Les capitaux versés au titre de primes payées avant 70 ans échappent aux droits de succession : chaque bénéficiaire dispose d’un abattement de 152 500 €, puis d’un prélèvement de 20 % jusqu’à 700 000 € et de 31,25 % au-delà. Les primes versées après 70 ans relèvent des droits de succession ordinaires, mais seulement pour leur montant — les gains restent exonérés — et après un abattement global de 30 500 € tous bénéficiaires confondus.
Un contrat de dix ans vaut 200 000 €, dont 60 000 € de gains. Un rachat de 20 000 € contient 6 000 € de gains : l’abattement de 4 600 € ne joue que sur l’impôt sur le revenu : seuls 1 400 € y restent taxés, soit 105 € à 7,5 %, mais les prélèvements sociaux frappent les 6 000 € de gains, soit 1 032 € — un peu moins de 1 140 € au total. Au décès, si les 140 000 € de primes ont été versées avant 70 ans et le contrat partagé entre deux enfants, chacun recueille 100 000 € — en deçà de l’abattement de 152 500 € : aucune taxation.
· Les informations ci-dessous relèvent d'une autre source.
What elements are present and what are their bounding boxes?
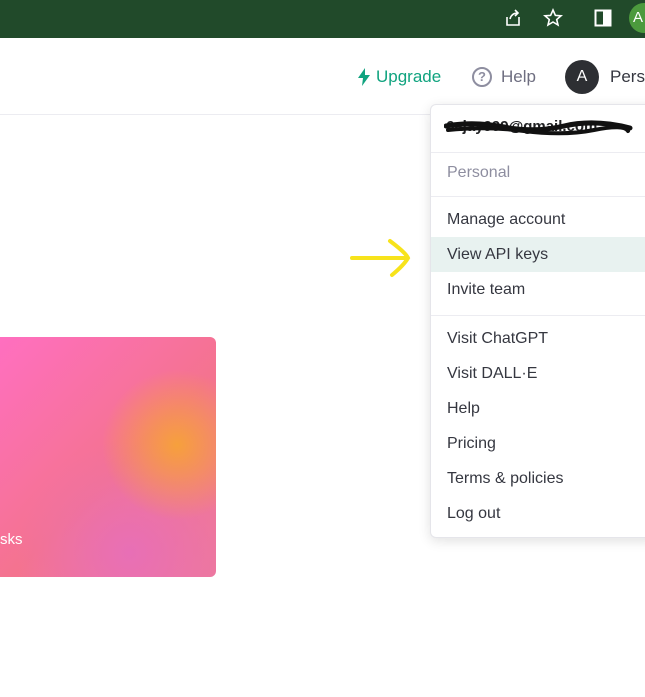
menu-section-personal[interactable]: Personal — [447, 164, 510, 182]
menu-item-help[interactable]: Help — [431, 391, 645, 426]
upgrade-label: Upgrade — [376, 67, 442, 86]
annotation-arrow-icon — [350, 239, 411, 277]
menu-item-view-api-keys[interactable]: View API keys — [431, 237, 645, 272]
lightning-icon — [358, 68, 370, 86]
help-icon: ? — [472, 67, 492, 87]
menu-item-pricing[interactable]: Pricing — [431, 426, 645, 461]
side-panel-icon[interactable] — [588, 3, 618, 33]
help-link[interactable]: ? Help — [472, 66, 536, 88]
menu-item-invite-team[interactable]: Invite team — [431, 272, 645, 307]
help-label: Help — [501, 67, 536, 86]
card-label: sks — [0, 531, 23, 548]
browser-toolbar: A — [0, 0, 645, 38]
star-icon[interactable] — [538, 3, 568, 33]
gradient-card[interactable] — [0, 337, 216, 577]
menu-item-terms-policies[interactable]: Terms & policies — [431, 461, 645, 496]
menu-item-visit-chatgpt[interactable]: Visit ChatGPT — [431, 321, 645, 356]
menu-item-manage-account[interactable]: Manage account — [431, 202, 645, 237]
menu-divider — [431, 315, 645, 316]
menu-item-visit-dalle[interactable]: Visit DALL·E — [431, 356, 645, 391]
avatar[interactable]: A — [565, 60, 599, 94]
upgrade-link[interactable]: Upgrade — [357, 66, 441, 88]
browser-profile-avatar[interactable]: A — [629, 3, 645, 33]
menu-divider — [431, 152, 645, 153]
share-icon[interactable] — [498, 3, 528, 33]
redaction-scribble — [444, 120, 633, 136]
menu-divider — [431, 196, 645, 197]
account-name[interactable]: Pers — [610, 67, 645, 87]
menu-item-log-out[interactable]: Log out — [431, 496, 645, 531]
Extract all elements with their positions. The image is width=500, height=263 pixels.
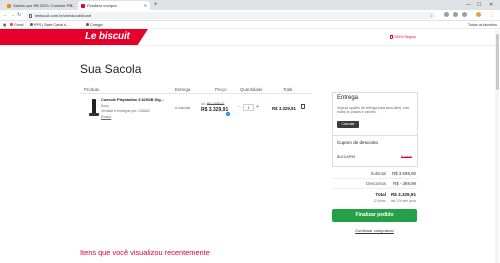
info-icon[interactable]: i xyxy=(226,112,230,116)
profile-avatar-icon[interactable] xyxy=(476,12,481,17)
recently-viewed-title: Itens que você visualizou recentemente xyxy=(80,248,210,257)
address-bar-row: ← → ↻ lebiscuit.com.br/checkout/#/cart ☆… xyxy=(0,10,500,21)
url-text: lebiscuit.com.br/checkout/#/cart xyxy=(35,13,92,18)
extensions-puzzle-icon[interactable] xyxy=(453,12,458,17)
coupon-title: Cupom de desconto xyxy=(337,140,379,145)
coupon-code: BLECAP99 xyxy=(337,155,356,159)
secure-badge: 100% Seguro xyxy=(390,34,416,40)
bookmark-chatgpt[interactable]: Chatgpt xyxy=(86,21,103,29)
all-bookmarks[interactable]: Todos os favoritos xyxy=(468,21,497,29)
bookmark-rps[interactable]: RPS | Base Canal d... xyxy=(30,21,69,29)
total-value: R$ 3.329,91 xyxy=(390,192,416,197)
column-header-preco: Preço xyxy=(215,87,227,92)
page-title: Sua Sacola xyxy=(80,62,142,76)
subtotal-label: Subtotal xyxy=(370,171,386,176)
divider xyxy=(332,188,418,189)
shield-icon xyxy=(390,34,393,39)
site-logo[interactable]: Le biscuit xyxy=(85,30,130,44)
quantity-decrease-button[interactable]: − xyxy=(238,104,241,111)
reload-icon[interactable]: ↻ xyxy=(17,11,21,20)
sidepanel-icon[interactable] xyxy=(462,12,467,17)
product-name-link[interactable]: Console Playstation 5 825GB Dig... xyxy=(101,98,165,102)
browser-tab-active[interactable]: Finalizar compra ✕ xyxy=(78,1,150,10)
back-icon[interactable]: ← xyxy=(3,11,8,20)
product-seller: Vendido e entregue por: CASAS xyxy=(101,109,150,113)
bookmark-gmail[interactable]: Gmail xyxy=(10,21,23,29)
delivery-panel-description: Veja as opções de entrega para seus iten… xyxy=(337,106,410,115)
item-price: R$ 3.329,91 xyxy=(201,107,229,113)
column-header-entrega: Entrega xyxy=(175,87,191,92)
item-total: R$ 3.329,91 xyxy=(272,106,296,111)
new-tab-icon[interactable]: + xyxy=(154,0,158,10)
divider xyxy=(80,93,312,94)
close-tab-icon[interactable]: ✕ xyxy=(144,1,147,10)
tab-title: Finalizar compra xyxy=(87,3,117,8)
subtotal-value: R$ 3.699,90 xyxy=(392,171,416,176)
bookmarks-bar: ▦ Gmail RPS | Base Canal d... Chatgpt To… xyxy=(0,21,500,29)
discount-label: Descontos xyxy=(366,181,386,186)
menu-dots-icon[interactable]: ⋮ xyxy=(489,11,494,20)
checkout-button[interactable]: Finalizar pedido xyxy=(332,209,417,222)
apps-grid-icon[interactable]: ▦ xyxy=(3,21,6,29)
url-input[interactable]: lebiscuit.com.br/checkout/#/cart ☆ xyxy=(26,12,436,19)
column-header-quantidade: Quantidade xyxy=(240,87,263,92)
mail-icon xyxy=(10,23,13,27)
close-window-icon[interactable]: ✕ xyxy=(489,0,493,10)
sparkle-icon xyxy=(86,23,89,27)
site-header: Le biscuit 100% Seguro xyxy=(0,29,500,46)
column-header-produto: Produto xyxy=(84,87,100,92)
installments-value: até 12x sem juros xyxy=(390,199,416,203)
trash-icon[interactable] xyxy=(301,104,305,109)
product-brand: Sony xyxy=(101,104,109,108)
discount-value: R$ - 369,99 xyxy=(393,181,416,186)
minimize-icon[interactable]: — xyxy=(466,0,471,10)
delivery-status: A calcular xyxy=(175,106,191,110)
bookmark-star-icon[interactable]: ☆ xyxy=(429,12,433,19)
tab-favicon-icon xyxy=(7,3,11,8)
browser-tabbar: Saindo por R$ 2029: Console PS... ✕ Fina… xyxy=(0,0,500,10)
continue-shopping-link[interactable]: Continuar comprando xyxy=(332,228,417,233)
scrollbar-thumb[interactable] xyxy=(495,34,499,90)
tab-title: Saindo por R$ 2029: Console PS... xyxy=(13,3,76,8)
coupon-remove-link[interactable]: Excluir xyxy=(401,155,412,159)
column-header-total: Total xyxy=(283,87,293,92)
extension-icon[interactable] xyxy=(444,12,449,17)
quantity-input[interactable]: 1 xyxy=(243,104,254,111)
old-price: De: R$ 4.499,00 xyxy=(201,102,225,106)
maximize-icon[interactable]: ☐ xyxy=(477,0,481,10)
close-tab-icon[interactable]: ✕ xyxy=(70,1,73,10)
tab-favicon-icon xyxy=(81,3,85,8)
remove-item-link[interactable]: Excluir xyxy=(101,115,111,119)
total-label: Total xyxy=(375,192,386,197)
product-image[interactable] xyxy=(88,99,99,116)
divider xyxy=(332,178,418,179)
calculate-delivery-button[interactable]: Calcular xyxy=(337,121,359,128)
forward-icon[interactable]: → xyxy=(10,11,15,20)
quantity-increase-button[interactable]: + xyxy=(256,104,259,111)
delivery-panel-title: Entrega xyxy=(337,95,359,101)
installments-label: 12 vezes xyxy=(373,199,386,203)
browser-tab[interactable]: Saindo por R$ 2029: Console PS... ✕ xyxy=(4,1,76,10)
lock-icon xyxy=(29,13,32,18)
app-icon xyxy=(30,23,33,27)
Faut-il conserver un contrat huit ans ?
Les huit ans n’ouvrent pas seulement l’abattement : ils marquent la maturité fiscale du contrat. Rien n’empêche cependant un rachat avant, la fiscalité ne portant que sur les gains.
Peut-on désigner librement les bénéficiaires ?
Oui, y compris hors famille, sous réserve des primes manifestement exagérées au regard du patrimoine, que les héritiers peuvent contester.
L’assurance-vie entre-t-elle dans l’IFI ?
Oui, pour la fraction des unités de compte investie en actifs immobiliers, notamment les SCPI et SCI logées dans le contrat.